Le Japon s'oppose à la protection des requins

2 juin 2013 Lu 825 fois 1 Commentaire(s)

Le gouvernement japonais a décidé de rejeter la décision historique de la CITES sur le commerce des requins, a déclaré un officiel vendredi, en optant pour le statu quo, malgré un effort mondial pour protéger les prédateurs.

Le Japon a émit une «réserve» sur la règlementation décidée par les 178 membres de la Convention sur le commerce international des espèces menacées (CITES), qui consiste à limiter le commerce transfrontalier du requin océanique, du requin-taupe commun et de trois espèces de requin-marteau.

Un diplomate japonais chargé de cette question a déclaré que "la position du gouvernement japonais est que les espèces doivent être gérées dans le cadre des organes de gestion existants".

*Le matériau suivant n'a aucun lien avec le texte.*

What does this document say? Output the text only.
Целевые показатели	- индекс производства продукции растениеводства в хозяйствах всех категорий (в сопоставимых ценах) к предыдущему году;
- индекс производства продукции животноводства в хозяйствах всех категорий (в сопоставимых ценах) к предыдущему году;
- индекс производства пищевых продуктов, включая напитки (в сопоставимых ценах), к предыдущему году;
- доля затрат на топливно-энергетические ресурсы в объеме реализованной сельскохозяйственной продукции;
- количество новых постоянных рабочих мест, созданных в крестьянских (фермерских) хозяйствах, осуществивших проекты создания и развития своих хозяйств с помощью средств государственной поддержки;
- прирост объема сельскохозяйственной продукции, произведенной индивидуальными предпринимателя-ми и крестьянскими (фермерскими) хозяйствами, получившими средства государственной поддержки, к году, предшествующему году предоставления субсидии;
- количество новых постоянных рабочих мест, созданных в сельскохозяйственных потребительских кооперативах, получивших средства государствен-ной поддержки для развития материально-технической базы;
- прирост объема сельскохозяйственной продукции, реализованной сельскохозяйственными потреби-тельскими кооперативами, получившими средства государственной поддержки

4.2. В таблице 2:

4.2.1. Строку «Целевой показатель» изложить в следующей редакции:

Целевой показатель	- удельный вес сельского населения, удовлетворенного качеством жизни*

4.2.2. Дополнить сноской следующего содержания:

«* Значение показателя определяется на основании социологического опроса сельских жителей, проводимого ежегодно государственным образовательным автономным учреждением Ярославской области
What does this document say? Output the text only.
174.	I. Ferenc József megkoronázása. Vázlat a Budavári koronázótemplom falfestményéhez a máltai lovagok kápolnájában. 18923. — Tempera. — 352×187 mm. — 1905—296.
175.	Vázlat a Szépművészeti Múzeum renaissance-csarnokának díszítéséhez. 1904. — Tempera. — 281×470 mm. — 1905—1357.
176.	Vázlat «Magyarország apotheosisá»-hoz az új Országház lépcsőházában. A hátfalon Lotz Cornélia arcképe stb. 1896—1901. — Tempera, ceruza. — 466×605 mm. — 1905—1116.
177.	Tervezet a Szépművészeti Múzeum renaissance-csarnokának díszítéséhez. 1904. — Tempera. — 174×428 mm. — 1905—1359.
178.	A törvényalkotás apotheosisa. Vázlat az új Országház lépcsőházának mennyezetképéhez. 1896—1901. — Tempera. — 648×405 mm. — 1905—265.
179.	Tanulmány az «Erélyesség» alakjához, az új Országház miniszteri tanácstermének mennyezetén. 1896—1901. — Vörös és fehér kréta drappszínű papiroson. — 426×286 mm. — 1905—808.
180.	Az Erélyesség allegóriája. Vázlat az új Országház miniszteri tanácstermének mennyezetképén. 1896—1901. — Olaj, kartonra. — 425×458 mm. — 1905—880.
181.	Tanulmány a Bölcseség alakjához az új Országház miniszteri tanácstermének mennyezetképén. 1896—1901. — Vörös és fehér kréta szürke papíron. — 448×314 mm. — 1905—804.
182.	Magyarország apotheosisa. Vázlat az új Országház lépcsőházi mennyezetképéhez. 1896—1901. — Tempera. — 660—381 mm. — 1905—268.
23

Les nations asiatiques dirigées par le Japon et la Chine - où la soupe d'ailerons de requin est considéré comme un mets particulièrement délicat - ont tenté de bloquer la nouvelle réglementation lors du congrès de Bangkok en mars, mais ils ont été mis en échec grâce à la grande majorité des pays qui ont fait bloc pour soutenir la mise en place de la protection des squales.

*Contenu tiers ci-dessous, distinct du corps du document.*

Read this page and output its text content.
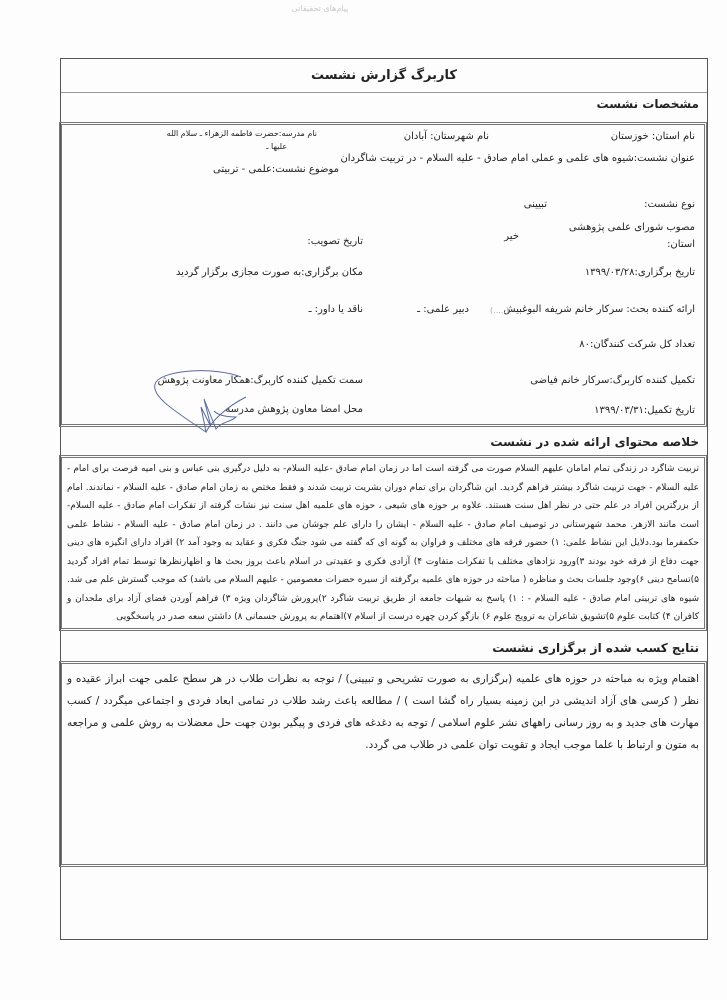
پیام‌های تحقیقاتی
کاربرگ گزارش نشست
مشخصات نشست
نام استان: خوزستان
نام شهرستان: آبادان
نام مدرسه:حضرت فاطمه الزهراء ـ سلام الله
علیها ـ
عنوان نشست:شیوه های علمی و عملی امام صادق - علیه السلام - در تربیت شاگردان
موضوع نشست:علمی - تربیتی
نوع نشست:
تبیینی
مصوب شورای علمی پژوهشی
استان:
خیر
تاریخ تصویب:
تاریخ برگزاری:۱۳۹۹/۰۳/۲۸
مکان برگزاری:به صورت مجازی برگزار گردید
ارائه کننده بحث: سرکار خانم شریفه البوغبیش
(.....)
دبیر علمی: ـ
ناقد یا داور: ـ
تعداد کل شرکت کنندگان:۸۰
تکمیل کننده کاربرگ:سرکار خانم فیاضی
سمت تکمیل کننده کاربرگ:همکار معاونت پژوهش
تاریخ تکمیل:۱۳۹۹/۰۳/۳۱
محل امضا معاون پژوهش مدرسه
خلاصه محتوای ارائه شده در نشست
تربیت شاگرد در زندگی تمام امامان علیهم السلام صورت می گرفته است اما در زمان امام صادق -علیه السلام- به دلیل درگیری بنی عباس و بنی امیه فرصت برای امام - علیه السلام - جهت تربیت شاگرد بیشتر فراهم گردید. این شاگردان برای تمام دوران بشریت تربیت شدند و فقط مختص به زمان امام صادق - علیه السلام - نماندند. امام از بزرگترین افراد در علم حتی در نظر اهل سنت هستند. علاوه بر حوزه های شیعی ، حوزه های علمیه اهل سنت نیز نشات گرفته از تفکرات امام صادق - علیه السلام- است مانند الازهر. محمد شهرستانی در توصیف امام صادق - علیه السلام - ایشان را دارای علم جوشان می دانند . در زمان امام صادق - علیه السلام - نشاط علمی حکمفرما بود.دلایل این نشاط علمی: ۱) حضور فرقه های مختلف و فراوان به گونه ای که گفته می شود جنگ فکری و عقاید به وجود آمد ۲) افراد دارای انگیزه های دینی جهت دفاع از فرقه خود بودند ۳)ورود نژادهای مختلف با تفکرات متفاوت ۴) آزادی فکری و عقیدتی در اسلام باعث بروز بحث ها و اظهارنظرها توسط تمام افراد گردید ۵)تسامح دینی ۶)وجود جلسات بحث و مناظره ( مباحثه در حوزه های علمیه برگرفته از سیره حضرات معصومین - علیهم السلام می باشد) که موجب گسترش علم می شد. شیوه های تربیتی امام صادق - علیه السلام - : ۱) پاسخ به شبهات جامعه از طریق تربیت شاگرد ۲)پرورش شاگردان ویژه ۳) فراهم آوردن فضای آزاد برای ملحدان و کافران ۴) کتابت علوم ۵)تشویق شاعران به ترویج علوم ۶) بازگو کردن چهره درست از اسلام ۷)اهتمام به پرورش جسمانی ۸) داشتن سعه صدر در پاسخگویی
نتایج کسب شده از برگزاری نشست
اهتمام ویژه به مباحثه در حوزه های علمیه (برگزاری به صورت تشریحی و تبیینی) / توجه به نظرات طلاب در هر سطح علمی جهت ابراز عقیده و نظر ( کرسی های آزاد اندیشی در این زمینه بسیار راه گشا است ) / مطالعه باعث رشد طلاب در تمامی ابعاد فردی و اجتماعی میگردد / کسب مهارت های جدید و به روز رسانی راههای نشر علوم اسلامی / توجه به دغدغه های فردی و پیگیر بودن جهت حل معضلات به روش علمی و مراجعه به متون و ارتباط با علما موجب ایجاد و تقویت توان علمی در طلاب می گردد.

Les populations mondiales de requins ont été décimées au cours des dernières décennies. Selon l'Organisation des Nations Unies pour l'alimentation et l'agriculture (FAO), les humains tuent environ 100 millions de requins chaque année, principalement pour leurs ailerons.

Les écologistes mettent en garde sur la menace qui pèse sur des dizaines d'espèces. la FAO rajoute qu'au cours des 100 dernières années, 90% des requins de la planète ont disparu, principalement à cause de la surpêche.

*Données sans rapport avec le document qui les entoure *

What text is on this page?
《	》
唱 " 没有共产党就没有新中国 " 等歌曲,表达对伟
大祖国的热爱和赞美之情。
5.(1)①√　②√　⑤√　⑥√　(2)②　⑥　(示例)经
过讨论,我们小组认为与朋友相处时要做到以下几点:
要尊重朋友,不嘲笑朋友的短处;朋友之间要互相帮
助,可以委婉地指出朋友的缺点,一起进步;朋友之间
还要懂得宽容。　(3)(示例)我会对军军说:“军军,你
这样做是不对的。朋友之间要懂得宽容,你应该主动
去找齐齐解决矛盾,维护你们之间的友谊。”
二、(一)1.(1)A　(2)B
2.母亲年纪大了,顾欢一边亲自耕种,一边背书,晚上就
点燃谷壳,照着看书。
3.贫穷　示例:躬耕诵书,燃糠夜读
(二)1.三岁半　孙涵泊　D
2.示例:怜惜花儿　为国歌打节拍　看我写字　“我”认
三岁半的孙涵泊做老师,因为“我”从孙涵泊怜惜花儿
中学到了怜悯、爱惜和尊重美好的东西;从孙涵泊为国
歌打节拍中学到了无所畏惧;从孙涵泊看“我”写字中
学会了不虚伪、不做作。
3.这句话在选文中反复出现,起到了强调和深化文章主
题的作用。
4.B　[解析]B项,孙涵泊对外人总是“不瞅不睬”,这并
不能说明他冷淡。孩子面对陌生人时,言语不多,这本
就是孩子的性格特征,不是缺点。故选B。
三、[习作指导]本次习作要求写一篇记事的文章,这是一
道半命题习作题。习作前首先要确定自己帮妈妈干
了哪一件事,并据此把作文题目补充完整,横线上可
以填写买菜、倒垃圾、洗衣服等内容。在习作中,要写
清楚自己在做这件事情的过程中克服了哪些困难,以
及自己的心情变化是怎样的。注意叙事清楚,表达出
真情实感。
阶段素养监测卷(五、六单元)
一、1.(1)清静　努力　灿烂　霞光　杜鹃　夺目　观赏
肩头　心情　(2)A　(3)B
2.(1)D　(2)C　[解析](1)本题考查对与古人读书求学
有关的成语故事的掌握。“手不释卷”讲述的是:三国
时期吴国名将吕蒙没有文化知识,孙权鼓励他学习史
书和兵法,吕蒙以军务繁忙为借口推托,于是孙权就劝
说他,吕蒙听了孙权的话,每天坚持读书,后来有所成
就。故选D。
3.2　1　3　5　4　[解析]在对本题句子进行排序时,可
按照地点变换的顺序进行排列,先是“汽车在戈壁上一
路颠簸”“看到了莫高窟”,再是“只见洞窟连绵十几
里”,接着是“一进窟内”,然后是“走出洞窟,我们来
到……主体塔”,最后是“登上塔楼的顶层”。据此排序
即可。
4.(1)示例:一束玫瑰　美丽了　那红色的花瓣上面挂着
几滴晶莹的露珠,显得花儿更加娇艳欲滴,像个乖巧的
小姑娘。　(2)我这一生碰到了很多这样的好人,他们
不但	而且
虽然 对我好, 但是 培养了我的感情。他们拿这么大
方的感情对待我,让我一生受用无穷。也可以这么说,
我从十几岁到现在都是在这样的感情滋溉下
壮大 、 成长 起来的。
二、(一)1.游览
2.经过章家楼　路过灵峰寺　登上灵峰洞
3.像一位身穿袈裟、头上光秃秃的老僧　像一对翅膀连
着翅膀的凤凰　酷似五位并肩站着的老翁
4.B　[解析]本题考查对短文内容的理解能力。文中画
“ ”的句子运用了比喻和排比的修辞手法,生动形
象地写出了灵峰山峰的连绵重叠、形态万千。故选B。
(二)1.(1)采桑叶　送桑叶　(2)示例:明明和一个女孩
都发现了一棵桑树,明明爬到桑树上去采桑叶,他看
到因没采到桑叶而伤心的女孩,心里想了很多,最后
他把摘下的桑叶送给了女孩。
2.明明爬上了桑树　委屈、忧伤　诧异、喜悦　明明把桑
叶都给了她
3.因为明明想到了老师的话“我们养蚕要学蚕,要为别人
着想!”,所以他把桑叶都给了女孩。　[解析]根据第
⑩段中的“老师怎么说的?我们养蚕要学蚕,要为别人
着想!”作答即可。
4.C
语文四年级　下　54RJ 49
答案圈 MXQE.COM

Kyodo News a déclaré que la décision de Tokyo risquait de générer de vives critiques contre le Japon, dont l'appétit pour les fruits de mer est accusé de mener certaines créatures océaniques, notamment le thon rouge, vers l'extinction.

Le Japon fait face depuis longtemps déjà à la vive critique des défenseurs de l'environnement maritime pour ses programmes récurrents de chasse à la baleine, qui, selon les affirmations de Tokyo sont menées à des fins scientifiques alors que chacun sait très bien que cette viande de baleine finit dans les assiettes des Japonais.